Ali Abdullah Saleh: "We reject any coup against democracy, the constitution and our freedom" [GALLO/GETTY]

Ali Abdullah Saleh, Yemen's embattled president, has rejected a plan for his exit offered by Gulf states trying to broker an end to bloody protests, in a speech broadcast on state television.

"We were born free, and we have free will, and they have to respect our wishes. We reject any coup against democracy, the constitution and our freedom," he told supporters on Friday.

Saleh said: "Our power comes from the power of our great people, not from Qatar, not from anyone else. This is blatant interference in Yemeni affairs."

Sheikh Hamad bin Jassem al-Thani, Qatar's prime minister, said on Thursday that members of the Gulf Cooperation Council "hope to reach a deal with the Yemeni president to step down."

However, Abu Bakr al-Kurbi, Yemen's foreign minister, said Yemen's government is studying an initiative by Gulf Arab states to end a months-long confrontation with anti-regime protesters, in a statement published on Friday.

Opposition groups had welcomed the Gulf countries' mediation offer.

Meanwhile, tens of thousands of Yemenis have converged in the capital for rival demonstrations - with some demanding the president's ouster and others showing their support.

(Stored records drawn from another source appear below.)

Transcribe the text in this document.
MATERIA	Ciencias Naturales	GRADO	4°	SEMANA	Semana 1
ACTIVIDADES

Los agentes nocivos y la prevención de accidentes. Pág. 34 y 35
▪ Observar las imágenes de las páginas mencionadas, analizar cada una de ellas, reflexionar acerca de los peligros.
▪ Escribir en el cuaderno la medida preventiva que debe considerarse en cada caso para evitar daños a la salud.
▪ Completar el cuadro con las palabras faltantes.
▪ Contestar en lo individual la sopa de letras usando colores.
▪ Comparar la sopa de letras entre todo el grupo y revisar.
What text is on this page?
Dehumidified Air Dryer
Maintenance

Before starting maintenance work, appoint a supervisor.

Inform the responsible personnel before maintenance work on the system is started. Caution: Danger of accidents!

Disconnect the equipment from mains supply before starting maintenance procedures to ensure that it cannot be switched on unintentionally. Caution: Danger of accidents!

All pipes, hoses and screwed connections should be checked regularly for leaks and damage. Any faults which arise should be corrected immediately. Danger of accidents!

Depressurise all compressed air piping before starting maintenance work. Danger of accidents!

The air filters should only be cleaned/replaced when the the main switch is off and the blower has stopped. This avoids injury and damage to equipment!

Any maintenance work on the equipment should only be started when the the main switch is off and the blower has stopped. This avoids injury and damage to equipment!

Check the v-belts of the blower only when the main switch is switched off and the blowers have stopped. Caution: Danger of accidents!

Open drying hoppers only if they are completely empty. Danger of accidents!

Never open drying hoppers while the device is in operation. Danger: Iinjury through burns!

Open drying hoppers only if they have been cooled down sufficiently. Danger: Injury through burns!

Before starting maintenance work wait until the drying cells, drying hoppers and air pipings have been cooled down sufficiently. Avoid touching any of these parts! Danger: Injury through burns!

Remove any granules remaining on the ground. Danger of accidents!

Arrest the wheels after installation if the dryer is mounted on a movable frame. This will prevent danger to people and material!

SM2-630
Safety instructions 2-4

Police and army units were deployed to prevent any friction between the two sides.

More than 120 people have been killed since Yemen's protests calling for an end to Saleh's rule began on February 11, inspired by popular uprisings in Tunisia and Egypt.

The six-nation Gulf Cooperation Council has invited Saleh and the opposition to a mediation session in Saudi Arabia. But Saleh's government described the proposal as unconstitutional.